Top Review by Alison U.
Instead of rice I used quinoa. I used ground pork instead of turkey. I used cheddar cheese, and added two eggs. I put in about a large handful of chopped mushrooms, sautéed with onion instead of tomato, and a small can of tomato paste. I used thyme instead of oregano. It was worth the cooking time for a healthy and delicious meal!
- 2 yellow bell peppers
- 2 red bell peppers
- 1 teaspoon vegetable oil
- 1 medium chopped onion
- 4 garlic cloves, minced
- 1 lb lean ground turkey
- 1 teaspoon salt
- 1 teaspoon pepper
- 1 teaspoon dried basil
- 1 teaspoon dried oregano
- 1 (14 ounce) can diced tomatoes, Italian style
- 1 1⁄2 cups cooked brown rice
- 1 cup shredded sharp cheddar cheese or 1 cup shredded cheddar cheese
- 1 cup fine breadcrumbs
- 1⁄4 cup parmesan cheese
- 2 teaspoons melted butter
Directions See How It's Made
- Preheat to 375.
- Cut peppers lengthwise and seed.
- Place cut side up on a baking sheet-you can lightly steam them if you want to.
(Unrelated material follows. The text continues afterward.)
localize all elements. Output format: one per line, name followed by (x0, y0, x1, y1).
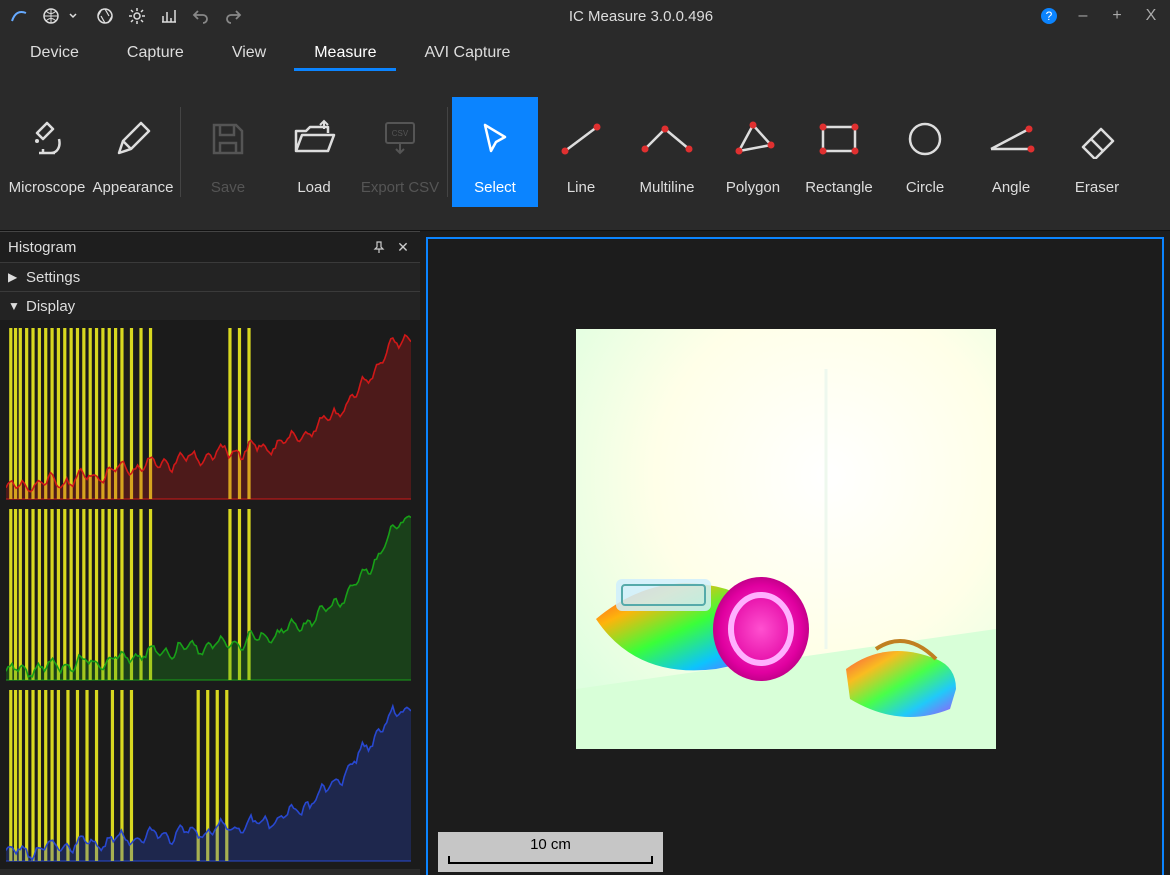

- Heat oil in skillet over medium high.
- Add onion and garlic and sauté for 5 minutes.
- Stir a few times.
- Add meat, stirring often for 5 minutes.
- Add tomatoes and rice and cook for 5 more minutes.
- Remove from heat, add herbs and salt and pepper, stir in cheddar.
- Fill peppers.
- Combine breadcrumbs, parmesan and toss with melted butter-mix well.
- Top peppers and bake for 30-40 minutes.